21. THIRD-PARTY SECURITY
All third-party vendors shall undergo:
- Security due diligence;
- Risk assessment;
- Compliance reviews;
- Contractual security obligations;
- Periodic monitoring.
Third parties shall maintain adequate security controls.
22. EMPLOYEE SECURITY
Employees shall:
- Sign confidentiality agreements;
- Undergo background verification;
- Complete security training;
- Follow security procedures;
- Report incidents immediately.
23. SECURITY AWARENESS TRAINING
Regular training shall be conducted on:
- Information security;
- Cyber security;
- Data privacy;
- Phishing attacks;
- Social engineering;
- Fraud prevention;
- Regulatory compliance.
24. LOGGING AND MONITORING
PROSPER shall maintain:
- Audit logs;
- Access logs;
- Transaction logs;
- Security logs;
- System logs;
- Administrative logs.
Logs shall be monitored continuously.
25. RECORD RETENTION
Security records shall be retained for:
- Minimum five (5) years;
- Or longer where required by law.
Records include:
- Audit logs;
- Security incidents;
- Access records;
- Investigation reports;
- Monitoring reports.
26. POLICY VIOLATIONS
Violations of this Policy may result in:
- Warning;
- Suspension;
- Termination;
- Financial penalties;
- Legal proceedings;
- Criminal prosecution.
27. GRIEVANCE AND SECURITY CONTACT
Information Security Officer
Name: Mr. Divyanshu Kumar
Address: CC Road, Tamkuhi Road, Kushinagar, Uttar Pradesh, 274406
Email: security@prosper.in
Alternate Email: legal@prosper.in
Phone: +91 9918784000
Working Hours: Monday to Saturday, 10:00 AM – 6:00 PM
28. POLICY REVIEW
This Policy shall be reviewed:
- Annually;
- Following security incidents;
- Upon regulatory changes;
- Upon implementation of new technologies.

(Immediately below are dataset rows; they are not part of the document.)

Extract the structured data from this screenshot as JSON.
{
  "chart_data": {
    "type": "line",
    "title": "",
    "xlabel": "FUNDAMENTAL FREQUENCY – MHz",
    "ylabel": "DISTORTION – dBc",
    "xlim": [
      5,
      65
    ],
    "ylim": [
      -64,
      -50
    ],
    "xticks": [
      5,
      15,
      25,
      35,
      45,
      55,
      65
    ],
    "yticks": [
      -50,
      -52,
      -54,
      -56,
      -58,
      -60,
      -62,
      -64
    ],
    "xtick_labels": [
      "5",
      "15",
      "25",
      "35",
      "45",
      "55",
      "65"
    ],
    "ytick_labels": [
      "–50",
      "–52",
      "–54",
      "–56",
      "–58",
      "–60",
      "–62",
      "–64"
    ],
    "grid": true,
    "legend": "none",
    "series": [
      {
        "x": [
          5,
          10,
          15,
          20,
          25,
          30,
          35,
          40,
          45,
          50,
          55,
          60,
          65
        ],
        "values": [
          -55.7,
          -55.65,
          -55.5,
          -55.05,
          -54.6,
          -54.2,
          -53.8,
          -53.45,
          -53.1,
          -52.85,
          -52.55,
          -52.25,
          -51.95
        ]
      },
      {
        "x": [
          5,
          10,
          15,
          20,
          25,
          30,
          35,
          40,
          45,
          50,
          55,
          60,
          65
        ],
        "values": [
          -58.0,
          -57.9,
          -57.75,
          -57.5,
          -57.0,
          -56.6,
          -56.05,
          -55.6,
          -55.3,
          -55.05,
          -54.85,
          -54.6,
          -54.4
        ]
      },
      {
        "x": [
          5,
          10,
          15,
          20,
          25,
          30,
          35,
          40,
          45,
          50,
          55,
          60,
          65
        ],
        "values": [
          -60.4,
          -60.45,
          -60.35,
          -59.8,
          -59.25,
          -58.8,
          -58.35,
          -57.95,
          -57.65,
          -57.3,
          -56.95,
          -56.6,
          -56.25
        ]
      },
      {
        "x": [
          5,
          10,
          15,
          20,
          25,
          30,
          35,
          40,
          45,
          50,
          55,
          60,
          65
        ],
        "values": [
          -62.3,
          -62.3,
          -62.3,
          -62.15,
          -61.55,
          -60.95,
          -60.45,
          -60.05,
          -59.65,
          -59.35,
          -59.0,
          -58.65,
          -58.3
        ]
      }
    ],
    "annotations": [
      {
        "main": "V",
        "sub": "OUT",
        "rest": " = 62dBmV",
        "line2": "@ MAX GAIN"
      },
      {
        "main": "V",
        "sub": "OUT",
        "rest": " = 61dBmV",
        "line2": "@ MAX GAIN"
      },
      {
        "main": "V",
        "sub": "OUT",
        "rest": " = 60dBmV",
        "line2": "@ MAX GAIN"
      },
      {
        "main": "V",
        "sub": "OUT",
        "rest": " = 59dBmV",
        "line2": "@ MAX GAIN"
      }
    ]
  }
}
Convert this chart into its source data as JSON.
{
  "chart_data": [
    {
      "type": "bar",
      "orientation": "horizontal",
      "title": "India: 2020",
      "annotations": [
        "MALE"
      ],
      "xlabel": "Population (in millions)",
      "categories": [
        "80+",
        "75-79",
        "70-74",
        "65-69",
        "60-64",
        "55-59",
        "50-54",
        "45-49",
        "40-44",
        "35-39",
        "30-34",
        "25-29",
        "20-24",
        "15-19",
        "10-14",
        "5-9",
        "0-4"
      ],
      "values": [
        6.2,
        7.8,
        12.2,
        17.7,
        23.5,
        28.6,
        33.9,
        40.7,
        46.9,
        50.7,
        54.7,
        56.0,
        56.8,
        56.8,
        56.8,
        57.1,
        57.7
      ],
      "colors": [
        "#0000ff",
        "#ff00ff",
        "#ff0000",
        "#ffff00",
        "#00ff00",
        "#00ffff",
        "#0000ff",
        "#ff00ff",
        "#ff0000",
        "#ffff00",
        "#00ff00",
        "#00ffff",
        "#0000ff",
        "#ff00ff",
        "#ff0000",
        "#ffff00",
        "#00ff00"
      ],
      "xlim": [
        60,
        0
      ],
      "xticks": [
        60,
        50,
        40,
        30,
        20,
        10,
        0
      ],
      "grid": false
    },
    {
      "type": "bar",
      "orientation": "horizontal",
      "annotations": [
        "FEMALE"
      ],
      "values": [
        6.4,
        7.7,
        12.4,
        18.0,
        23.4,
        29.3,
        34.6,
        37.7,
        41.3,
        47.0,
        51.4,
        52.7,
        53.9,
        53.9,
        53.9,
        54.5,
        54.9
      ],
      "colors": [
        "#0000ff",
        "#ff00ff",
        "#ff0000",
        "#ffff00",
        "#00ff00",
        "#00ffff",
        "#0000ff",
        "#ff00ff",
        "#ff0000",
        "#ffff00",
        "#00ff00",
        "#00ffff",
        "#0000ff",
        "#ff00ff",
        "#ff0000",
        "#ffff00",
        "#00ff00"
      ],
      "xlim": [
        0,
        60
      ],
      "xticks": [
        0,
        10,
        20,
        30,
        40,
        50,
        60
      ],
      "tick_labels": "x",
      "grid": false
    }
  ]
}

29. GOVERNING LAW AND JURISDICTION
This Policy shall be governed by the laws of India.
Any dispute arising under this Policy shall be subject to the exclusive jurisdiction of the competent courts situated at Lucknow, Uttar Pradesh.
30. EFFECTIVE DATE
This Policy shall become effective on 01 July 2026 and shall remain valid until amended, replaced, or withdrawn.
31. DECLARATION
This Information Security Policy has been approved by the management of PROSPER PROFESSIONAL DEVELOPMENT LIFE PRIVATE LIMITED and shall be binding upon all employees, agents, distributors, merchants, service providers, and business partners associated with PROSPER.
FOR AND ON BEHALF OF
PROSPER PROFESSIONAL DEVELOPMENT LIFE PRIVATE LIMITED
Registered Office:
CC Road, Tamkuhi Road, Kushinagar, Uttar Pradesh, 274406
Email: legal@prosper.in
Phone: +91 9918784000
Website: www.prosper.in
"PROSPER – Securing Financial Inclusion Through Trust, Technology, and Compliance."